身穿白色大褂的俊美男人并未站在操作台前,而是微微倚靠着冰冷的墙壁。
他微低着头,额前银发被冷汗浸得有些潮,几缕凌乱地垂落下来,衬得那张本就冷白的脸越发显出几分异样的苍白。
可那双眼睛却依旧清醒,淡绿色的竖瞳紧紧的盯着下方。
闻斯远缓缓抬起手。
修长的小臂上,青筋已经一根根明显地浮了起来。
皮肤下像有什么滚烫的东西在顺着血液游走,带着一种近乎暴戾的灼热,一寸寸侵蚀着理智。
他很清楚,体温升高是狂躁值在上升,而且,不止于此。
那股失控的热意翻涌,像是有什么被强行撬开,连带着身体最深处某种原始而危险的本能也一起被唤醒了,那不是他该有的状态。
闻斯远闭了闭眼,喉结微微滚动了一下,下一秒,他睁开眼,眸底冷得骇人。
“第几支了?”
他开口,嗓音低哑得厉害。
不远处,一名研究员几乎不敢抬头,声音发紧地回答:“闻、闻斯远阁下,已经是第三支最高级别抑制剂了。”
闻斯远没有说话。
没有用,一点用都没有。
那本该足够压制高等级狂躁值波动的抑制剂进入身体后,像石沉大海般迅速失效,甚至连半分缓冲都没能撑起来。
这已经不是普通药剂失效的范畴。
他缓缓抬眸,看向一旁悬浮着的分析屏。
屏幕上,几组醒目的数据正在急速波动,红色的异常值不断攀升,几乎已经逼近警戒线。
而最上方那一栏,被单独标记出来的样本信息,赫然写着:
未知虫族残留物,羽粉类。
羽粉。
闻斯远盯着那两个字,眼底阴沉得几乎要滴出水来。
他不会认错,也正因如此,才更觉得荒谬,那东西根本不是普通虫类能留下的。
是那个神秘人……留在屋顶的痕迹,他方才只是碰到了那一点点粉末,仅仅一点,便将自己逼到了这种地步,真是骇人。
闻斯远唇线绷紧,眼底一寸寸掠过森冷的杀意。
“确认成分,继续拆解,我要知道它是怎么绕开抑制剂成分的。”
即便此刻他的额角冷汗不断往下滚,即便体内那股热意已经翻得越来越厉害,甚至连发情的征兆都开始显现,他的语气却仍旧冷静得可怕。

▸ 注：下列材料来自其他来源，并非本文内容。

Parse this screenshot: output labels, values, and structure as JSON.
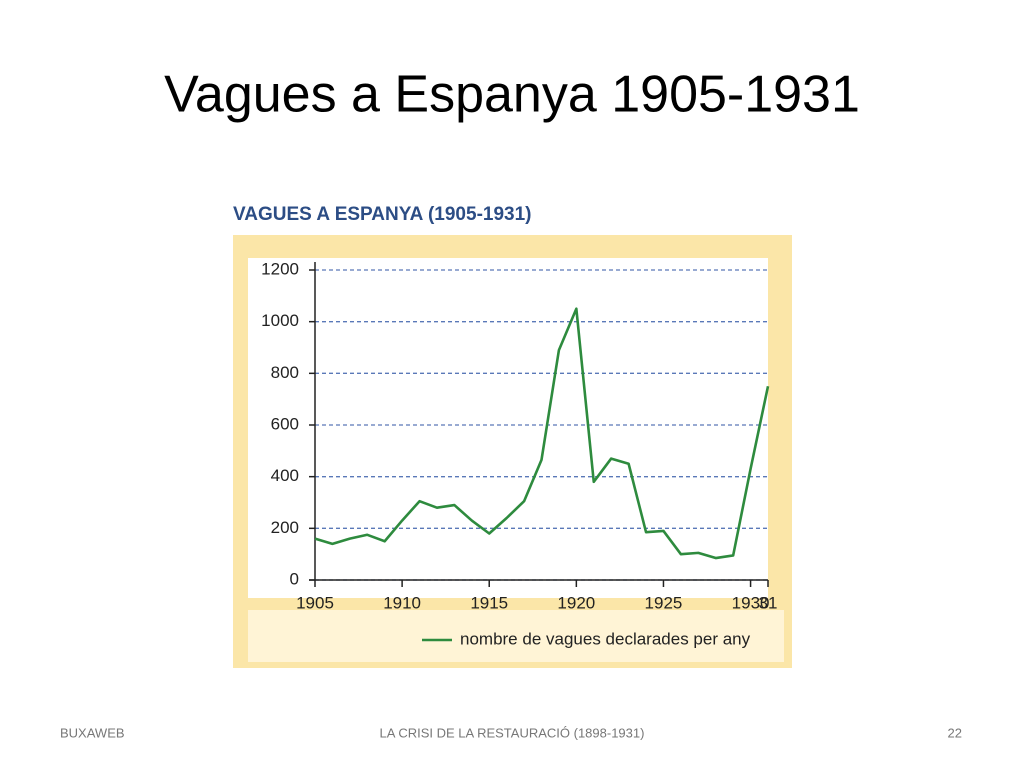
{
  "slide_title": "Vagues a Espanya 1905-1931",
  "chart_data": {
    "type": "line",
    "title": "VAGUES A ESPANYA (1905-1931)",
    "x": [
      1905,
      1906,
      1907,
      1908,
      1909,
      1910,
      1911,
      1912,
      1913,
      1914,
      1915,
      1916,
      1917,
      1918,
      1919,
      1920,
      1921,
      1922,
      1923,
      1924,
      1925,
      1926,
      1927,
      1928,
      1929,
      1930,
      1931
    ],
    "series": [
      {
        "name": "nombre de vagues declarades per any",
        "color": "#2e8b3e",
        "values": [
          160,
          140,
          160,
          175,
          150,
          230,
          305,
          280,
          290,
          230,
          180,
          240,
          305,
          465,
          890,
          1050,
          380,
          470,
          450,
          185,
          190,
          100,
          105,
          85,
          95,
          430,
          750
        ]
      }
    ],
    "xlim": [
      1905,
      1931
    ],
    "xticks": [
      1905,
      1910,
      1915,
      1920,
      1925,
      1930,
      {
        "value": 1931,
        "label": "31"
      }
    ],
    "ylim": [
      0,
      1200
    ],
    "yticks": [
      0,
      200,
      400,
      600,
      800,
      1000,
      1200
    ],
    "grid": true
  },
  "footer": {
    "left": "BUXAWEB",
    "center": "LA CRISI DE LA RESTAURACIÓ (1898-1931)",
    "right": "22"
  }
}
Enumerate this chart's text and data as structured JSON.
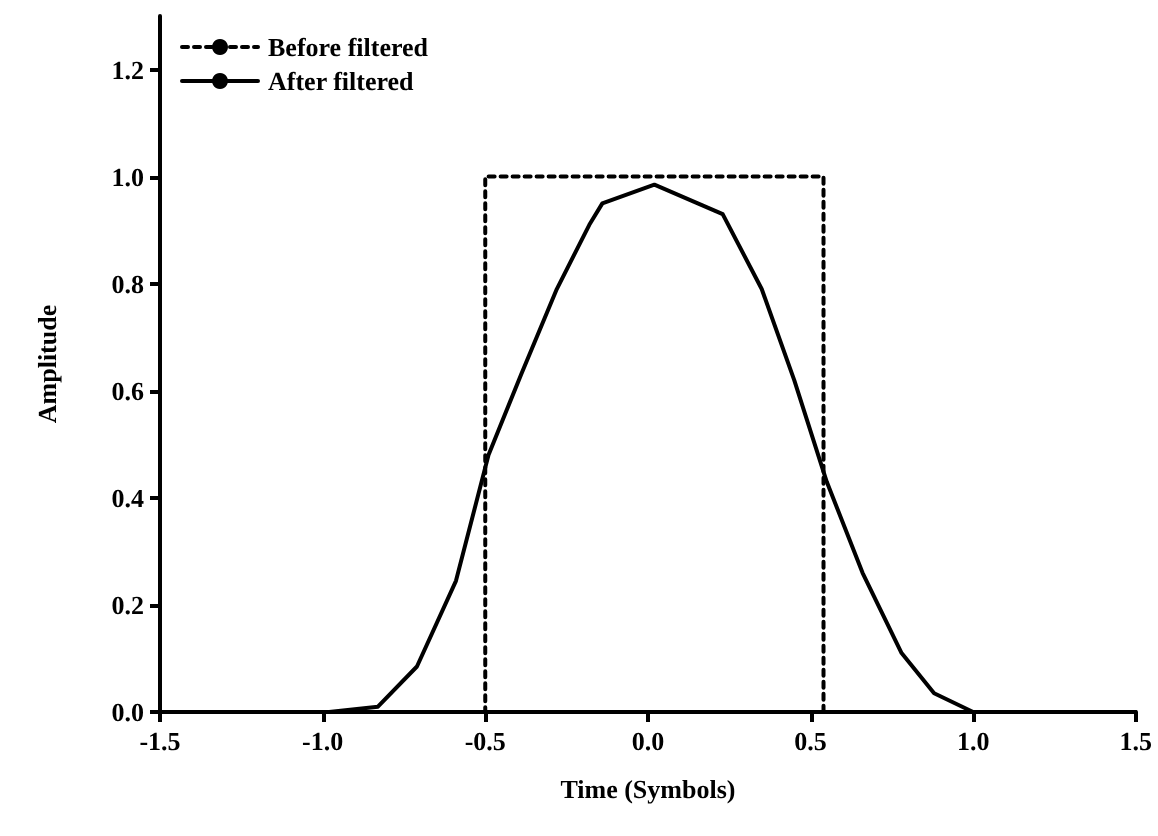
{
  "chart_data": {
    "type": "line",
    "xlabel": "Time (Symbols)",
    "ylabel": "Amplitude",
    "xlim": [
      -1.5,
      1.5
    ],
    "xticks": [
      {
        "value": -1.5,
        "label": "-1.5"
      },
      {
        "value": -1,
        "label": "-1.0"
      },
      {
        "value": -0.5,
        "label": "-0.5"
      },
      {
        "value": 0,
        "label": "0.0"
      },
      {
        "value": 0.5,
        "label": "0.5"
      },
      {
        "value": 1,
        "label": "1.0"
      },
      {
        "value": 1.5,
        "label": "1.5"
      }
    ],
    "ylim": [
      0,
      1.3
    ],
    "yticks": [
      {
        "value": 0,
        "label": "0.0"
      },
      {
        "value": 0.2,
        "label": "0.2"
      },
      {
        "value": 0.4,
        "label": "0.4"
      },
      {
        "value": 0.6,
        "label": "0.6"
      },
      {
        "value": 0.8,
        "label": "0.8"
      },
      {
        "value": 1,
        "label": "1.0"
      },
      {
        "value": 1.2,
        "label": "1.2"
      }
    ],
    "grid": false,
    "legend": "top left",
    "marker": "none",
    "series": [
      {
        "name": "Before filtered",
        "color": "#000000",
        "line_style": "dotted",
        "x": [
          -1.5,
          -0.5,
          -0.5,
          0.54,
          0.54,
          1.5
        ],
        "values": [
          0,
          0,
          1,
          1,
          0,
          0
        ]
      },
      {
        "name": "After filtered",
        "color": "#000000",
        "line_style": "solid",
        "x": [
          -1.5,
          -0.98,
          -0.83,
          -0.71,
          -0.59,
          -0.49,
          -0.39,
          -0.28,
          -0.18,
          -0.14,
          0.02,
          0.23,
          0.35,
          0.45,
          0.55,
          0.66,
          0.78,
          0.88,
          1.0,
          1.5
        ],
        "values": [
          0,
          0,
          0.01,
          0.085,
          0.245,
          0.48,
          0.63,
          0.79,
          0.91,
          0.95,
          0.985,
          0.93,
          0.79,
          0.62,
          0.43,
          0.26,
          0.11,
          0.035,
          0,
          0
        ]
      }
    ]
  }
}
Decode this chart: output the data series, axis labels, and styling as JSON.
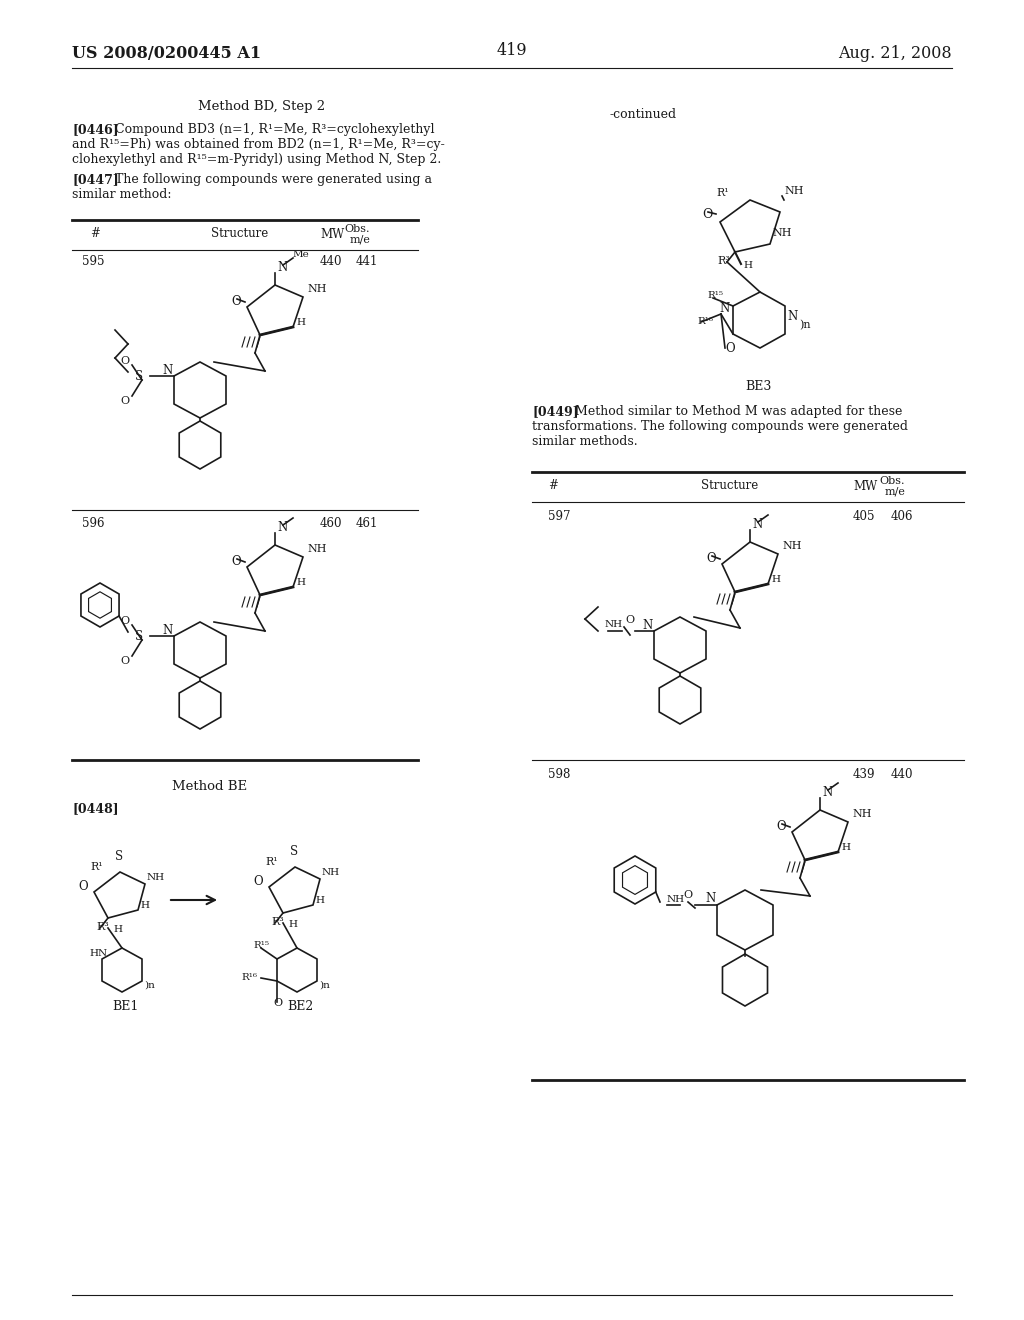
{
  "page_number": "419",
  "patent_number": "US 2008/0200445 A1",
  "date": "Aug. 21, 2008",
  "background_color": "#ffffff",
  "text_color": "#1a1a1a",
  "line_color": "#1a1a1a"
}
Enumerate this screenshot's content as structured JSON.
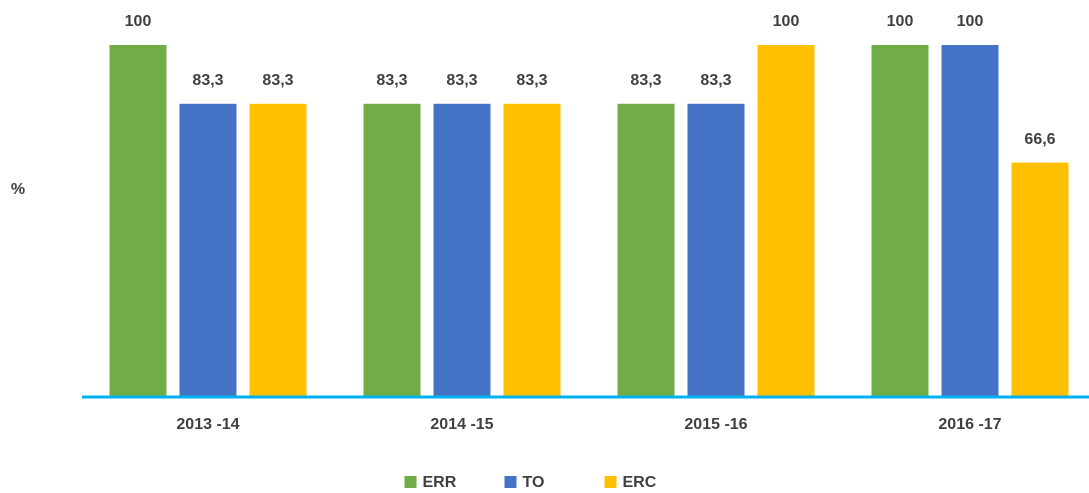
{
  "chart_data": {
    "type": "bar",
    "y_label": "%",
    "categories": [
      "2013 -14",
      "2014 -15",
      "2015 -16",
      "2016 -17"
    ],
    "series": [
      {
        "name": "ERR",
        "color": "#70ad47",
        "values": [
          100,
          83.3,
          83.3,
          100
        ],
        "value_labels": [
          "100",
          "83,3",
          "83,3",
          "100"
        ]
      },
      {
        "name": "TO",
        "color": "#4472c4",
        "values": [
          83.3,
          83.3,
          83.3,
          100
        ],
        "value_labels": [
          "83,3",
          "83,3",
          "83,3",
          "100"
        ]
      },
      {
        "name": "ERC",
        "color": "#ffc000",
        "values": [
          83.3,
          83.3,
          100,
          66.6
        ],
        "value_labels": [
          "83,3",
          "83,3",
          "100",
          "66,6"
        ]
      }
    ],
    "ylim": [
      0,
      100
    ],
    "legend": "bottom"
  }
}
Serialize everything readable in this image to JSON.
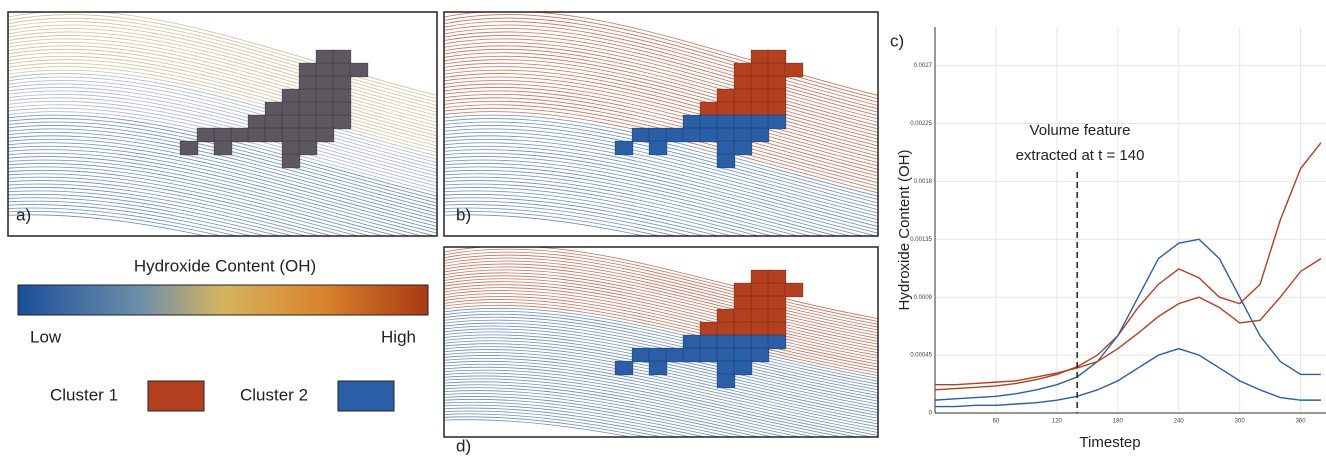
{
  "panels": {
    "a": "a)",
    "b": "b)",
    "d": "d)"
  },
  "colorbar": {
    "title": "Hydroxide Content (OH)",
    "low": "Low",
    "high": "High"
  },
  "chart_data": {
    "type": "line",
    "panel_label": "c)",
    "x_label": "Timestep",
    "y_label": "Hydroxide Content (OH)",
    "x": [
      0,
      20,
      40,
      60,
      80,
      100,
      120,
      140,
      160,
      180,
      200,
      220,
      240,
      260,
      280,
      300,
      320,
      340,
      360,
      380
    ],
    "series": [
      {
        "name": "Cluster 1",
        "color": "#b5401f",
        "values": [
          0.00018,
          0.00019,
          0.0002,
          0.00021,
          0.00023,
          0.00026,
          0.0003,
          0.00036,
          0.00045,
          0.0006,
          0.00082,
          0.001,
          0.00112,
          0.00105,
          0.0009,
          0.00085,
          0.001,
          0.0015,
          0.0019,
          0.0021
        ]
      },
      {
        "name": "Cluster 2",
        "color": "#2a5fa8",
        "values": [
          0.0001,
          0.00011,
          0.00012,
          0.00013,
          0.00015,
          0.00018,
          0.00022,
          0.00028,
          0.0004,
          0.0006,
          0.0009,
          0.0012,
          0.00132,
          0.00135,
          0.0012,
          0.0009,
          0.0006,
          0.0004,
          0.0003,
          0.0003
        ]
      },
      {
        "color": "#b5401f",
        "values": [
          0.00022,
          0.00022,
          0.00023,
          0.00024,
          0.00025,
          0.00028,
          0.00031,
          0.00035,
          0.0004,
          0.0005,
          0.00062,
          0.00075,
          0.00085,
          0.0009,
          0.00082,
          0.0007,
          0.00072,
          0.0009,
          0.0011,
          0.0012
        ]
      },
      {
        "color": "#2a5fa8",
        "values": [
          5e-05,
          5e-05,
          6e-05,
          6e-05,
          7e-05,
          8e-05,
          0.0001,
          0.00013,
          0.00018,
          0.00025,
          0.00035,
          0.00045,
          0.0005,
          0.00045,
          0.00035,
          0.00025,
          0.00018,
          0.00012,
          0.0001,
          0.0001
        ]
      }
    ],
    "xlim": [
      0,
      385
    ],
    "ylim": [
      0,
      0.003
    ],
    "xticks": [
      60,
      120,
      180,
      240,
      300,
      360
    ],
    "yticks": [
      0,
      0.00045,
      0.0009,
      0.00135,
      0.0018,
      0.00225,
      0.0027
    ],
    "grid": true,
    "annotation": {
      "lines": [
        "Volume feature",
        "extracted at t = 140"
      ],
      "x": 140
    }
  }
}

像是那副正在失控的躯体与正在下达命令的理智,根本不是同一个人。
旁边的人却已经慌了。
“阁下,您的状态必须立刻进入隔离舱——”
“闭嘴。”
闻斯远冷冷打断。
他抬手撑住身后的墙壁,指节因为过度用力而泛白,手背上的青筋愈发分明。
体内的热越来越难压,像火又像毒,从血里烧起来,一寸寸啃进骨头里,逼得他呼吸都沉了几分。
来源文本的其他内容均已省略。